UK Minister agrees PFAS “need to be addressed as a group”

Fidra welcomes comments from UK government minister Rebecca Pow MP, which highlights the need to move away from the current one by one approach to chemical legislation, but adds that legislation is now needed to make this a reality.

On 24th February, Fidra joined with 26 other leading health and environmental charities, filmmakers, scientists and experts, in asking the UK government to take action on forever chemicals. In recognition of the detrimental impact PFAS have on our health and environment, and following our recent report highlighting their widespread use on the UK market, the letter called for comprehensive legislation restricting the use of PFAS in paper and board food packaging.

This week Fidra received a response from Rebecca Pow MP, Parliamentary Under Secretary of State at the Department for Environment, Food and Rural Affairs (DEFRA). We are grateful for the detailed response provided, and of course for the level of attention our letter has received from DEFRA during this challenging time.

Forever chemicals and the future regulatory landscape

Fidra are extremely pleased to see recognition that tackling the issue of PFAS requires action across the full chemical group, moving away from the current one by one approach to chemical legislation. This was a key ask within the original joint letter and something that is increasingly being highlighted as a necessity to ensure health and environmental protections from this large, and growing, chemical group.

“We agree with you that these substances need to be addressed as a group, rather than on a substance by substance basis, in order to address their impacts effectively and avoid the risk of substitution by alternatives that may have similar properties.”

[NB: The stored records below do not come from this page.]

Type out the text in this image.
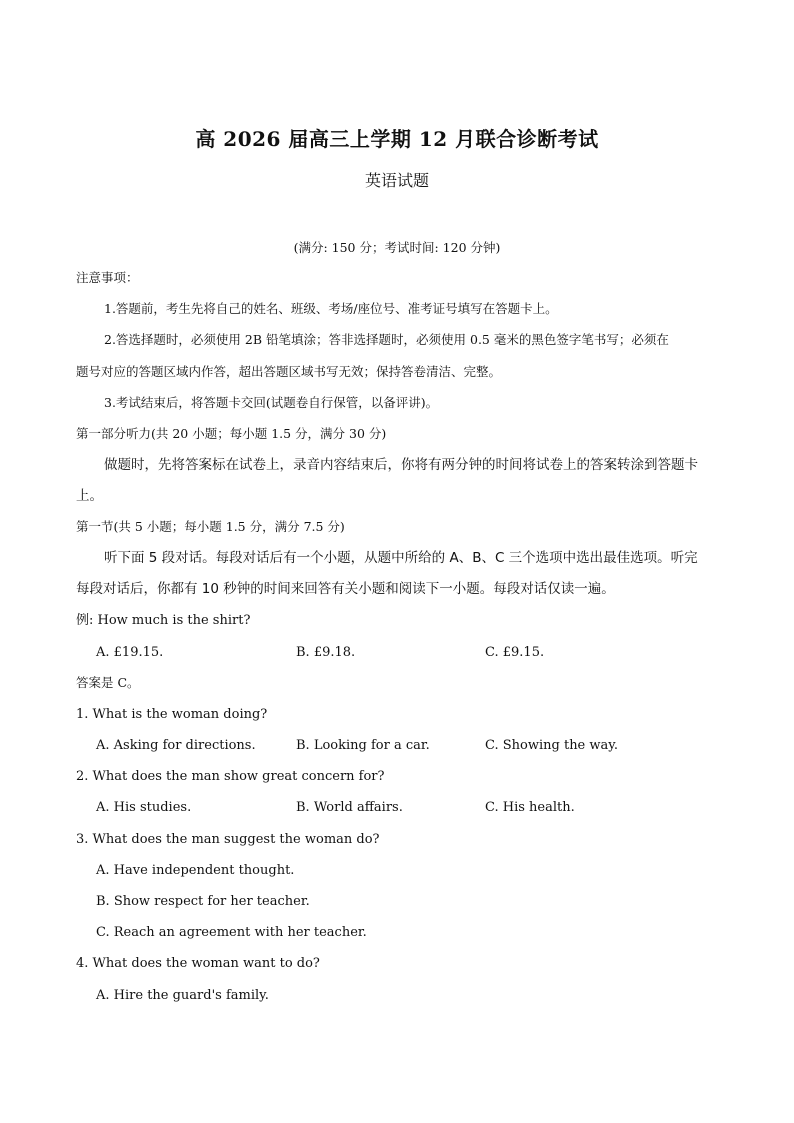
高 2026 届高三上学期 12 月联合诊断考试
英语试题
(满分: 150 分；考试时间: 120 分钟)
注意事项：
1.答题前，考生先将自己的姓名、班级、考场/座位号、准考证号填写在答题卡上。
2.答选择题时，必须使用 2B 铅笔填涂；答非选择题时，必须使用 0.5 毫米的黑色签字笔书写；必须在
题号对应的答题区域内作答，超出答题区域书写无效；保持答卷清洁、完整。
3.考试结束后，将答题卡交回(试题卷自行保管，以备评讲)。
第一部分听力(共 20 小题；每小题 1.5 分，满分 30 分)
做题时，先将答案标在试卷上，录音内容结束后，你将有两分钟的时间将试卷上的答案转涂到答题卡
上。
第一节(共 5 小题；每小题 1.5 分，满分 7.5 分)
听下面 5 段对话。每段对话后有一个小题，从题中所给的 A、B、C 三个选项中选出最佳选项。听完
每段对话后，你都有 10 秒钟的时间来回答有关小题和阅读下一小题。每段对话仅读一遍。
例: How much is the shirt?
A. £19.15.	B. £9.18.	C. £9.15.
答案是 C。
1. What is the woman doing?
A. Asking for directions.	B. Looking for a car.	C. Showing the way.
2. What does the man show great concern for?
A. His studies.	B. World affairs.	C. His health.
3. What does the man suggest the woman do?
A. Have independent thought.
B. Show respect for her teacher.
C. Reach an agreement with her teacher.
4. What does the woman want to do?
A. Hire the guard's family.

In her response, Ms Pow also provides important assurances that the PFAS already listed as substances of very high concern under the EU REACH regulation will remain so under UK law as we move beyond this BREXIT Transition Phase. The UK will also continue to meet its commitments to the Stockholm convention, maintaining current restrictions on listed PFAS. The below description of the UK’s planned chemicals regulatory framework, and the work currently being undertaken by regulators, offers hope for more stringent future regulations based on updated scientific evidence.

“At the end of the Transition Period the UK will put in place its own independent chemicals regulatory framework, UK REACH. Future UK decisions to control the environmental and human health impacts of substances will be taken under our independent regime and will be based on rigorous assessment of the scientific evidence. The work that our regulators are doing this year to understand the risks associated with PFAS in the UK will contribute to our evidence base.”

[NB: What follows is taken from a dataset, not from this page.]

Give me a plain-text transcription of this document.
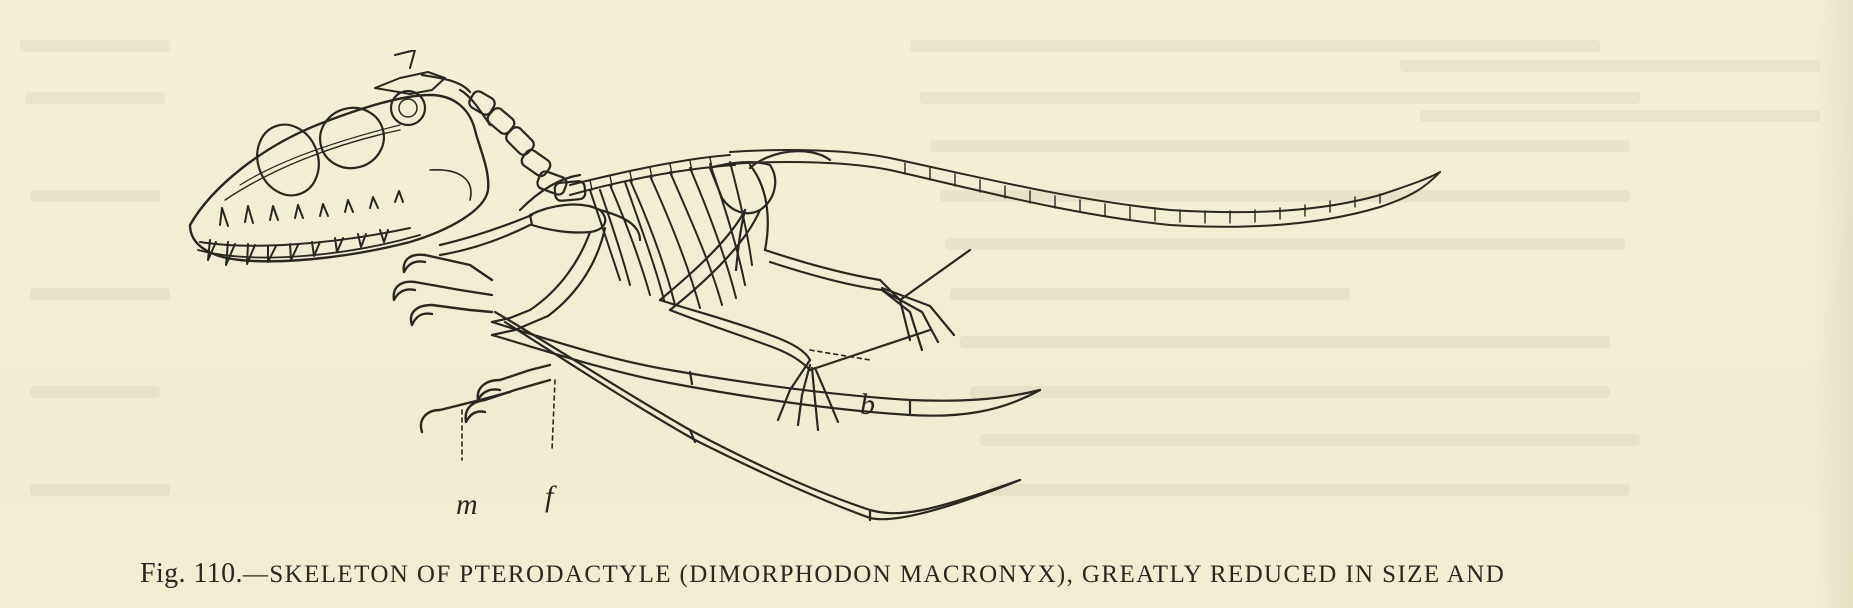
b
m f
Fig. 110.—SKELETON OF PTERODACTYLE (DIMORPHODON MACRONYX), GREATLY REDUCED IN SIZE AND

Forever chemicals in food packaging

Relating specifically to the risk that PFAS in food contact materials, such as packaging, has on human health, the received response states:

The food packaging industry in the UK has moved away from the use of fluorinated compounds in many paper and board products. They are now predominantly used only in specialist packaging that have particular technical requirements”.

In light of the results from our recent report ‘Forever Chemicals in the Food Aisle, this is a statement Fidra strongly disputes. Our results found PFAS in food packaging from 8 out of 9 major UK supermarkets, and 100% of takeaways tested. PFAS were identified in a range of packaging types from bakery bags intended for fresh bread, to cookie bags and pizza boxes. More worryingly, we also found extremely high concentrations of PFAS in molded fibre takeaway boxes, certified as compostable at the time of sampling. With the move away from plastic packaging gaining momentum, these eco-branded forms of packaging are very much a growing trend across the UK food market.

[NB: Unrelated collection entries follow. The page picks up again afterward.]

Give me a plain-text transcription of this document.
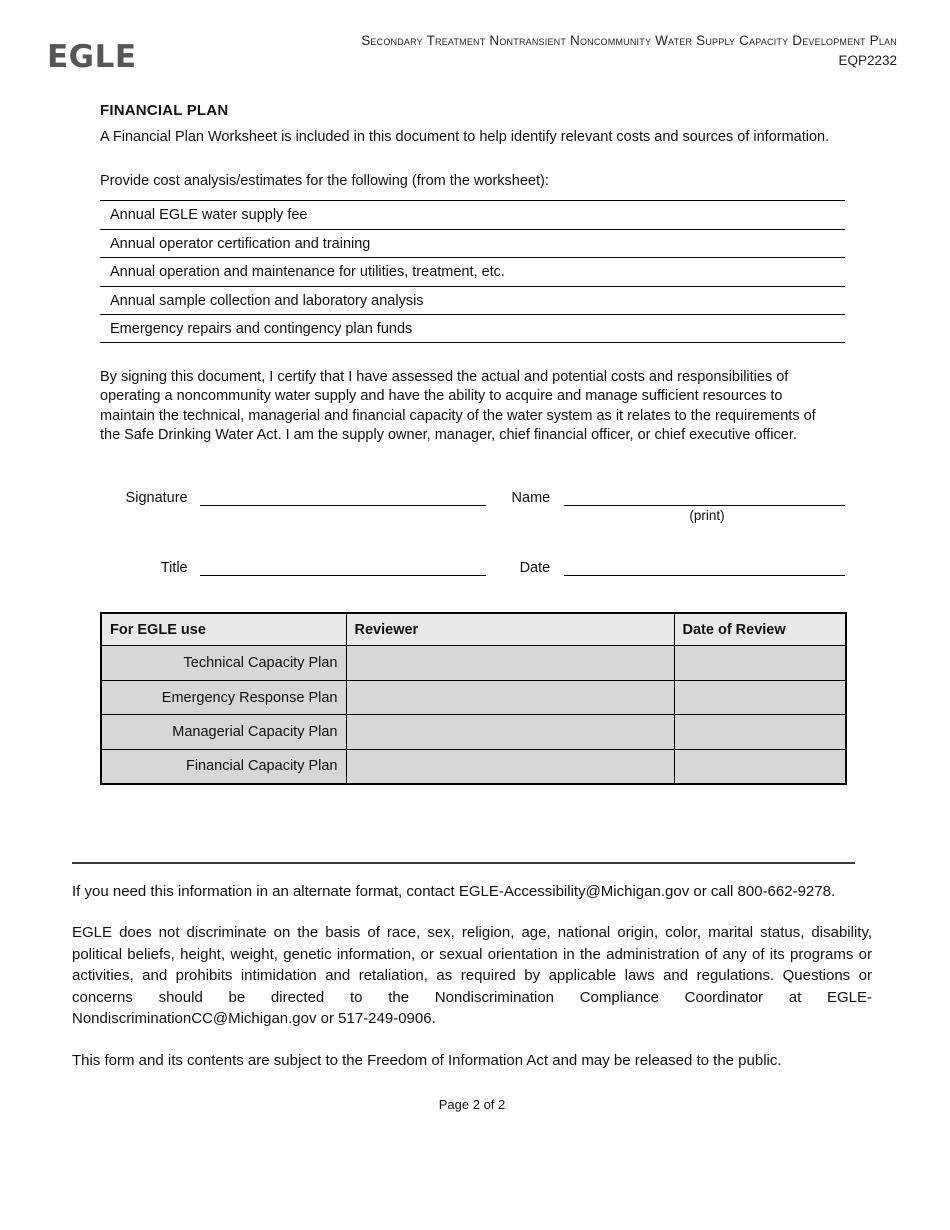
EGLE	Secondary Treatment Nontransient Noncommunity Water Supply Capacity Development Plan
EQP2232
FINANCIAL PLAN
A Financial Plan Worksheet is included in this document to help identify relevant costs and sources of information.
Provide cost analysis/estimates for the following (from the worksheet):
Annual EGLE water supply fee
Annual operator certification and training
Annual operation and maintenance for utilities, treatment, etc.
Annual sample collection and laboratory analysis
Emergency repairs and contingency plan funds
By signing this document, I certify that I have assessed the actual and potential costs and responsibilities of operating a noncommunity water supply and have the ability to acquire and manage sufficient resources to maintain the technical, managerial and financial capacity of the water system as it relates to the requirements of the Safe Drinking Water Act. I am the supply owner, manager, chief financial officer, or chief executive officer.
Signature	Name
(print)
Title	Date
For EGLE use	Reviewer	Date of Review
Technical Capacity Plan		
Emergency Response Plan		
Managerial Capacity Plan		
Financial Capacity Plan		
If you need this information in an alternate format, contact EGLE-Accessibility@Michigan.gov or call 800-662-9278.
EGLE does not discriminate on the basis of race, sex, religion, age, national origin, color, marital status, disability, political beliefs, height, weight, genetic information, or sexual orientation in the administration of any of its programs or activities, and prohibits intimidation and retaliation, as required by applicable laws and regulations. Questions or concerns should be directed to the Nondiscrimination Compliance Coordinator at EGLE-NondiscriminationCC@Michigan.gov or 517-249-0906.
This form and its contents are subject to the Freedom of Information Act and may be released to the public.
Page 2 of 2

The response also draws attention to the role of the Food Standards Agency (FSA) in England, Wales and Northern Ireland, and Food Standards Scotland (FSS).

“Whilst fluorinated compounds from food contact materials, such as paper and board, have not raised specific safety concerns to date, the FSA regularly reviews new information on this subject”

“The FSA is currently evaluating [PFAS] relevance for food, including for paper and board food packaging, before considering whether any risk management action is required”

The European Food Standards Agency (EFSA) are currently in the process of revising their recommended tolerable daily intake (TDI) levels for two specific PFAS, PFOS and PFOA. New suggested values are 80 and 1,750 times lower than the previous 2008 levels for these chemicals, respectively. EFSA’s latest draft opinion also highlights the potential health impacts of two other PFAS, PFNA and PFHxS. Meanwhile, the UK Food Standards Agency still relies on EFSA’s outdated 2008 tolerable daily intake level for PFOA, and a level twice that of EFSA’s 2008 value for PFOS, with no mention of PFNA and PFHxS. Given the huge disparity in what is considered safe for human health, Fidra welcome the FSA’s current review and eagerly await the publication of their intended revisions.

Concluding remarks

Finally, we bring attention to the statement provided in the response below:

The current evidence has yet to demonstrate that this particular issue meets the threshold for specific legislation on PFAS in paper and board” [Rebecca Pow MP]

And draw comparison to that given by Danish Food Minister, Mogens Jensen, in September 2019, as Denmark announced their upcoming ban on the use of PFAS in paper and card food contact materials.

I do not want to accept the risk of harmful fluorinated substances (PFAS) migrating from the packaging and into our food. These substances represent such a health problem that we can no longer wait for the EU”. [Mogens Jensen]

We extend our thanks to Rebecca Pow MP for taking the time to respond to our letter during this difficult time, and are optimistic that the reviews and changes currently underway have the potential to achieve the health and environmental protections we are asking for. However, we seek clarification on the intended timescales of review, and continue to assert that the scientific evidence already demonstrates the need for comprehensive UK legislation restricting the use of all PFAS in paper and board food packaging.


Fidra’s project lead, Dr Kerry Dinsmore says:

“We are pleased to see the UK government engage on this issue and acknowledge the need for PFAS to be treated as a group. This clearly strengthens the case for much stronger future legislation in the UK, restricting the whole chemical group and preventing regrettable substitution where one harmful chemical is quickly replaced by another, adding much needed protections for our health and environment.”